PPE is a crucial part of the constant drive to make workplaces safer for those who work there. Along with the provision of PPE, which is legally required in the UK in most instances, employers are also responsible for providing the instructions, procedures, training and supervision to ensure it is used correctly.
It is also the employer’s responsibility to ensure the equipment is in good working order and solid enough condition to do its job. In many instances, this also includes the correct storage of PPE.
Storing PPE correctly is essential in making sure you get the most out of it, in terms of both protection and longevity. Read on to find out how and where you should be storing your PPE to avoid it degrading quicker than it should.
Where to store PPE
The general maintenance and storage of PPE usually include keeping it in a clean and dry place, where it can be easily accessed and is not exposed to potentially damaging conditions. A cupboard is fine, as long as it meets the above criteria, but avoid storing your PPE with other items such as consumables or machinery.
How to store PPE
As well as making sure you’re storing your PPE in the right place, it’s just as important to ensure you’re storing it in the right way. Knowing how to store your PPE will help to prevent it from getting damaged, as well as alleviate any risks of it falling and causing injuries.
The most important things to remember are to keep your PPE storage area clean, tidy, and organised. Avoid stacking things on top of each other excessively and utilise organisational tools like wall hooks and shelves where possible.
Responsibility for PPE storage
It should also be clear in your workplace who exactly is responsible for storing the equipment and maintaining it. This person (or people) will need to be trained in such a capacity and should be fully up to date with PPE legislation. This includes checking the expiry dates on hard hats and other equipment and having a working understanding of legal requirements.

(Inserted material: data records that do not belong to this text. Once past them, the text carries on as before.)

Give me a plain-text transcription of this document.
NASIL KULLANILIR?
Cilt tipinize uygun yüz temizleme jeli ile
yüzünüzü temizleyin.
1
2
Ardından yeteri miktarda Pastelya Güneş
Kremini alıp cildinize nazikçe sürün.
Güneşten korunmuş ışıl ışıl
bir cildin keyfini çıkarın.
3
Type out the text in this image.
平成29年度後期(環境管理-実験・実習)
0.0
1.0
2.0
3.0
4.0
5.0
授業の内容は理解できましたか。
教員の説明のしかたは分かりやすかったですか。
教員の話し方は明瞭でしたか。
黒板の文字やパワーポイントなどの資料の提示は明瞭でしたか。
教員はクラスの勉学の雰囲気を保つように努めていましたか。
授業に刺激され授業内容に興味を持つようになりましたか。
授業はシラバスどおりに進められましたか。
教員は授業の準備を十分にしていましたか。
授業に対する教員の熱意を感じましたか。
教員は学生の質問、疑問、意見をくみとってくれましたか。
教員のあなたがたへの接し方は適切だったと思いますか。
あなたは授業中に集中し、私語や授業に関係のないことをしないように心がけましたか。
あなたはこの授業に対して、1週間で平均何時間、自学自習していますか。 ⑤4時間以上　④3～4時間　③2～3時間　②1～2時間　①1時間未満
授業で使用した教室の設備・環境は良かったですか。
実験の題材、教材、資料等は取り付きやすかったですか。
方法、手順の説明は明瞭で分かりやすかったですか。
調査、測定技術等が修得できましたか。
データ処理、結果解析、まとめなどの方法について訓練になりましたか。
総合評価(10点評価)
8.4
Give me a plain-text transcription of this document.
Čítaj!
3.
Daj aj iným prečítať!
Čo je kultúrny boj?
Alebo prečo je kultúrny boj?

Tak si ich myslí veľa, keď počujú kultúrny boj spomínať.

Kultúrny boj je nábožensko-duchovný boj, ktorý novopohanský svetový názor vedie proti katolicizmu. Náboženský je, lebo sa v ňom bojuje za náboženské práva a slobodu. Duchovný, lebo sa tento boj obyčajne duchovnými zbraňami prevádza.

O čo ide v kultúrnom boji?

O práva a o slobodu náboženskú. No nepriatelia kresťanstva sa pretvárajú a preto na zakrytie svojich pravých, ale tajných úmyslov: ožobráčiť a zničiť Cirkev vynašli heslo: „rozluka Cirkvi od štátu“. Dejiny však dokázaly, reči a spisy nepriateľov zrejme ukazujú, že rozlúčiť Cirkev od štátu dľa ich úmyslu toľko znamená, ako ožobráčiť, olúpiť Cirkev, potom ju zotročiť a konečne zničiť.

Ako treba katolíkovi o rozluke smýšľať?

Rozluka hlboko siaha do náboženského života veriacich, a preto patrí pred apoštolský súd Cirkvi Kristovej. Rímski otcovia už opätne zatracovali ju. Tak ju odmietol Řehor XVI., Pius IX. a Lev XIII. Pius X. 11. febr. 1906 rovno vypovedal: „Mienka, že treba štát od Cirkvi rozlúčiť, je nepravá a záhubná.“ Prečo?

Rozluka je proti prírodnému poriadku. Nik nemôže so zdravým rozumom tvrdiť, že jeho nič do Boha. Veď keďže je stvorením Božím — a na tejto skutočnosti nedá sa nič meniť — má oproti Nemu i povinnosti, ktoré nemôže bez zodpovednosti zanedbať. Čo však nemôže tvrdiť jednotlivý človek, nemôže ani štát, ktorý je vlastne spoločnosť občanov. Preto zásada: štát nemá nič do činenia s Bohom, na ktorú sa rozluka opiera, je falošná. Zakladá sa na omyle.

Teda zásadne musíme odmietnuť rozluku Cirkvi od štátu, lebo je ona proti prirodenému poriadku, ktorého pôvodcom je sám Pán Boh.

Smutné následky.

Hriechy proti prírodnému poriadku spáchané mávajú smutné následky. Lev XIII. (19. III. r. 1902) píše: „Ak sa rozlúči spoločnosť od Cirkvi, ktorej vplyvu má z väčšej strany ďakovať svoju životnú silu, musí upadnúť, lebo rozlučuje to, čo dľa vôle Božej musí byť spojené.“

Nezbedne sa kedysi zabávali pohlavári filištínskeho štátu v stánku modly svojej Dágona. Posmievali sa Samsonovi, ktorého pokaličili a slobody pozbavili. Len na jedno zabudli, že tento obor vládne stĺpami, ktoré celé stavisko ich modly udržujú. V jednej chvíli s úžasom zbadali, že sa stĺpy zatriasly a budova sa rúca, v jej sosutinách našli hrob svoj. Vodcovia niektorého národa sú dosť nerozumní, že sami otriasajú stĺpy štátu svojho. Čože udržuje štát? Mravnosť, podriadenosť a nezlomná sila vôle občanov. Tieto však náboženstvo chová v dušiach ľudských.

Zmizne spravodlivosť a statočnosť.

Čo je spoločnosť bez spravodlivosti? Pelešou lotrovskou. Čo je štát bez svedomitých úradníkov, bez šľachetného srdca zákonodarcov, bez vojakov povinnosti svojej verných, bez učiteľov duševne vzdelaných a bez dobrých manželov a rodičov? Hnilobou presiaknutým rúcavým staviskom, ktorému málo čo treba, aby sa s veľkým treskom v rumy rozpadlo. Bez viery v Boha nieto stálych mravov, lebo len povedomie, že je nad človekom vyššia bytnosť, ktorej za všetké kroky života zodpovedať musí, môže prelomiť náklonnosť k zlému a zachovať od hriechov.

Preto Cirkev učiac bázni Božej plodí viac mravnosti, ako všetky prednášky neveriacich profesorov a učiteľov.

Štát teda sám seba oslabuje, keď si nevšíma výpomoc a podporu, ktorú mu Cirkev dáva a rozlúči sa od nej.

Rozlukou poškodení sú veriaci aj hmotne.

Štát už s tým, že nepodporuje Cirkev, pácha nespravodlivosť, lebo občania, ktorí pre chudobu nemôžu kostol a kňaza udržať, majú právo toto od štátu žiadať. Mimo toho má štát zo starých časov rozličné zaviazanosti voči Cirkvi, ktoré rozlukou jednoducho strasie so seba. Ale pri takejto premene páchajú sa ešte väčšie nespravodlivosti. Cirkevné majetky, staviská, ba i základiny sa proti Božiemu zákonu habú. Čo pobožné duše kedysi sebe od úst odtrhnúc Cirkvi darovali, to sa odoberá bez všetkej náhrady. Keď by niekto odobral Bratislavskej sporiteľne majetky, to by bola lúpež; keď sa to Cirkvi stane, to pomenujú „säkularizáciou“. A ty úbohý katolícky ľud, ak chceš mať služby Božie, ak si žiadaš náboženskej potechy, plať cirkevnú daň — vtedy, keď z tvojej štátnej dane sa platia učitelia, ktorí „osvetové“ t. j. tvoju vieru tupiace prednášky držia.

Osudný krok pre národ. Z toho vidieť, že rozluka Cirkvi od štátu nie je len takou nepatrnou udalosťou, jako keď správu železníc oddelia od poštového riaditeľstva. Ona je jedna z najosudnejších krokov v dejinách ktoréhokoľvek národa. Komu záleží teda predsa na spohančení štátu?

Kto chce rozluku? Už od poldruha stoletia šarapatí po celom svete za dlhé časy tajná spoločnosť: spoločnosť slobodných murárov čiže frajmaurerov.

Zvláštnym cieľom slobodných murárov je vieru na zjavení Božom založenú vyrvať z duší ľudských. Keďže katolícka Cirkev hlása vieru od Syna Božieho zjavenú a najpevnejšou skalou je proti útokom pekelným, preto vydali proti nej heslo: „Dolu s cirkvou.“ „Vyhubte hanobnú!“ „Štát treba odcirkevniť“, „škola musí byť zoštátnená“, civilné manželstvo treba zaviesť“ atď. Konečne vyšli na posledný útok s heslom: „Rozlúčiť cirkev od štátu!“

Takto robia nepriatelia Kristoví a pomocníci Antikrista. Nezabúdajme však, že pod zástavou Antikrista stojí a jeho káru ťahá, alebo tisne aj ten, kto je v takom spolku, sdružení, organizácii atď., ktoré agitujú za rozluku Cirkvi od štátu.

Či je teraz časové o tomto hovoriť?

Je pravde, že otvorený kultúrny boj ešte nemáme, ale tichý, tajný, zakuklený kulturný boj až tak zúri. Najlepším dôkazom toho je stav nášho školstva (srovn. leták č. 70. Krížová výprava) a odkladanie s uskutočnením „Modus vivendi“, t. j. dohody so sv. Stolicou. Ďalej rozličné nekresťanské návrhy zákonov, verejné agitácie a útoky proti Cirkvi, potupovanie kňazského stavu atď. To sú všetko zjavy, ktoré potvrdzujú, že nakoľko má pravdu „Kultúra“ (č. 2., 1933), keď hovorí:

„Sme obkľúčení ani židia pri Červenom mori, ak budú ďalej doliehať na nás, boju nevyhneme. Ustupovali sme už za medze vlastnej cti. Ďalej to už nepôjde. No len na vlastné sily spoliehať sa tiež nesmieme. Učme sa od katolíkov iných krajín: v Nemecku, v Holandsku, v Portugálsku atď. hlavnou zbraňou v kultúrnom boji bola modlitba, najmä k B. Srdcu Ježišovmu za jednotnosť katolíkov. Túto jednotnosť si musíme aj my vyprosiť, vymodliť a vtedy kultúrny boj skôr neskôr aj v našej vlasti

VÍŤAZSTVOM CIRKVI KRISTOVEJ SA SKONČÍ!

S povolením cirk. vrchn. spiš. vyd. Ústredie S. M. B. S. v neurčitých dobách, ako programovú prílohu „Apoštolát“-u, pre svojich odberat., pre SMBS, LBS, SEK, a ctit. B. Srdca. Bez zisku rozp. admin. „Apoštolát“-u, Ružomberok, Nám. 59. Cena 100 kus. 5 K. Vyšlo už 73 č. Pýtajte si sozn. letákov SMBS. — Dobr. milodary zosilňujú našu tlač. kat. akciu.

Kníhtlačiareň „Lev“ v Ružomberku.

Of course, there is some PPE that is not reusable and needs to be disposed of after use. In these circumstances, you need to make sure that potentially hazardous waste materials such as chemicals and biological waste are correctly dealt with according to legislation. There are very strict penalties for those found not to be complying with the law in this area.
Monitor and review
It is also the responsibility of the employer to monitor and review the use of PPE. This involves checking regularly that it is being used, and if not, conducting an investigation into why this is happening. Safety signs and reminders are useful in ensuring staff are fully aware of the risks.
In more specific cases, it involves storing and replacing spare parts, such as respirator filters. It’s also important to make sure you have some spare PPE stored correctly, should any of your current equipment be lost, damaged or compromised. Employees should also be encouraged to report the loss, destruction or faults in any PPE.
Staff also need to be made aware of the seriousness of looking after equipment and returning it to the designated place when not in use. This will not only keep the equipment in better working order – which benefits everyone – but also reduces the cost of replacing lost, broken or stolen equipment.
PPE can play a huge part in reducing workplace accidents and injury, but you need to make sure you don’t get complacent about its use and care on-site.